Each poem in the sequence attempts to remember
the sensual existences of past people through the flowers, immune to conflict
and decay, finally likening, by way of the words of Peter (“All flesh is as
grass, but the word of the Lord endureth”), human
permanence through a reflective conceit.
“XVII Machines,” more fanciful, ironic, and
far less emotive than the other sequences, enumerates a menagerie of imaginary
machines that seem to exist in a world beyond cathartic indulgences. In “The Machine That Collects Butterflies,”

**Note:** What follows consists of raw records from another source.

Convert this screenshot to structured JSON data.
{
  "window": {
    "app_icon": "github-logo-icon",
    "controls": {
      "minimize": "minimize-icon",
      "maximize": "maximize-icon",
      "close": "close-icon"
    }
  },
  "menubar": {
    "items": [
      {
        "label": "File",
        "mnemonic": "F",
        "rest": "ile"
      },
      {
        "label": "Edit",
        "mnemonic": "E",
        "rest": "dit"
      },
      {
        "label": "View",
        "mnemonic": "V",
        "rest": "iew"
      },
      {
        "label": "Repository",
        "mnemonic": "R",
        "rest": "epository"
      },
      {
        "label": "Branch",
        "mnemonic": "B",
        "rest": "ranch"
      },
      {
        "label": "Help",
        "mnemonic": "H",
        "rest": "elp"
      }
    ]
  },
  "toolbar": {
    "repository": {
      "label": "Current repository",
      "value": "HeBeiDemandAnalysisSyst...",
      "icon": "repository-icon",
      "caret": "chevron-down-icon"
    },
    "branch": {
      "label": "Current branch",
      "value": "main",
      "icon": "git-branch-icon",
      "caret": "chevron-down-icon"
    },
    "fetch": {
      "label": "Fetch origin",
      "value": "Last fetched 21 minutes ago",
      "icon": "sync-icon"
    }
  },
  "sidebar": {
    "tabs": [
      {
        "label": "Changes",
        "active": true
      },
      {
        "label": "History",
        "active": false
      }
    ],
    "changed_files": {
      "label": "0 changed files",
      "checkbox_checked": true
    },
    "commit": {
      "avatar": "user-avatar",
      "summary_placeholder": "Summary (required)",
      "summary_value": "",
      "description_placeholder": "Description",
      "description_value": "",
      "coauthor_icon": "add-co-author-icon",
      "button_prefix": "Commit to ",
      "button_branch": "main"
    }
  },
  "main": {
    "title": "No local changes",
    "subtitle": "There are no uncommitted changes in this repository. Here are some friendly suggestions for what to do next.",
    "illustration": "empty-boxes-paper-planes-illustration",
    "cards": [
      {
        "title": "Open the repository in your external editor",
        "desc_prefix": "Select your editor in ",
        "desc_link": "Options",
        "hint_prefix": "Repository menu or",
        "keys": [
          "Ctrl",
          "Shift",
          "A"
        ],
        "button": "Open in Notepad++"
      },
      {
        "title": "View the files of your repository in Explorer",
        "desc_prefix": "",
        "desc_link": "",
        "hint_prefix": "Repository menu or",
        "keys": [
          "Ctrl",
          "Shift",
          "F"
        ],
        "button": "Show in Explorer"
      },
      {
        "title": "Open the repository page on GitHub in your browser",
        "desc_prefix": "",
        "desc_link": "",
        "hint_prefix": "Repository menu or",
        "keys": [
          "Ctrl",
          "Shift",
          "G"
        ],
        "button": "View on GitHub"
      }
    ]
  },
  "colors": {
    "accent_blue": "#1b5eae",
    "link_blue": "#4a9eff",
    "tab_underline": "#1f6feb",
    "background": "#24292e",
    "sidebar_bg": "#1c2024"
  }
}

the day “is a lepidopterist’s delight,” a mechanical misconstruing, in the
absence of the lepidopterist, of her love for life as a love for destroying
life:
the machine whispers a
fine spray
that rainbows in the
golden light,
brings your prize down to
your feet
like a leaf: dead,
beautiful,
and perfect[.]
Where the other sequences move toward
meditation, “XVII Machines” faces the subject through observation, as in “The
Machine That Treats Other Machines,” (“This one, most human, can kill”) and
proverbial, as in “One Machine’s Perversity,” (“Science is still lost/to know
what told it what to do”). Heyen finds his way through the disaster by confronting
death as oblivion through our power to live with its impending
possibility. Even destroying ourselves
by over-mechanization is, in a certain sense, a human act that cannot undo the
beauty of life that is any way temporal.
The final sequence, “Evening Dawning,”
returns to the Haiku-like form, though these poems are less nature-oriented and
more concerned with their verbal reactions to nature, less concerned with death
and more with the functions and limitations of perception: “My crow’s black
squawk—/my white field lost again.”
Though these poems aren’t supposed to conventionally “end” the revolving
sequence, they bring the sequences to one possible epitome, where language
contains meaning through a Keatsian synthesis with
object. “Sparrow hearts/criss-crossing/the frozen field” is complete neither as
representation or imagistic meditation, but the musical coinciding of emotion
and vision captures the intention of the sequences: to dance in and out of mind
through sensory and emotional faculties, not just for want of diversion, but to
purposefully seek a similarity of perspective through as many faculties as it
can, like the eyes of “Lord Dragonfly,” which “sees me from all sides at
once.” While Heyen
walks back and forth from cabin to wood, he finds the “other world” of
mind-and-object. The world is sustained
by metaphor as literal and the negotiable durance of time. The sequence also remembers “The Ash” through
a distorted perspective:
From
another time
at the field’s edge
the first ash
veiled in a dream
in falling snow.
Then Heyen envisions
the dispersion of his intellect, though not of self perceived as part of the
cosmic mind:
Dying,
the brain
sheds cells.
In
the end,
perfect numbers,
the mind
the Milky Way’s stars.
The grief of the early poems still resides
in the speaker’s voice, but a cosmic grace akin to oblivion or loss of memory
presides:
A
boy, I killed these sparrows
whose tsweet, tsweet now
enters my cabin,
forgiving everything.
Lord Dragonfly: Five Sequences makes as strong a
case as any long poem since Roethke’s “North American
Sequence” that through natural observation and introspective clarity the
intellect discovers itself as non-physical and non-temporal, a part of an
abstract life “beyond the body” immediately available to us. Heyen’s style is so
in tune with the traditions of the American nature poem, the New England
Transcendentalist, and the Oriental mystic that he seems to say the ancient
abstract in its most specific terms, while putting newness behind it through a
personal vocabulary of deep imagery becoming pure language—a move that seems to
have predicted the direction many young poets are taking today.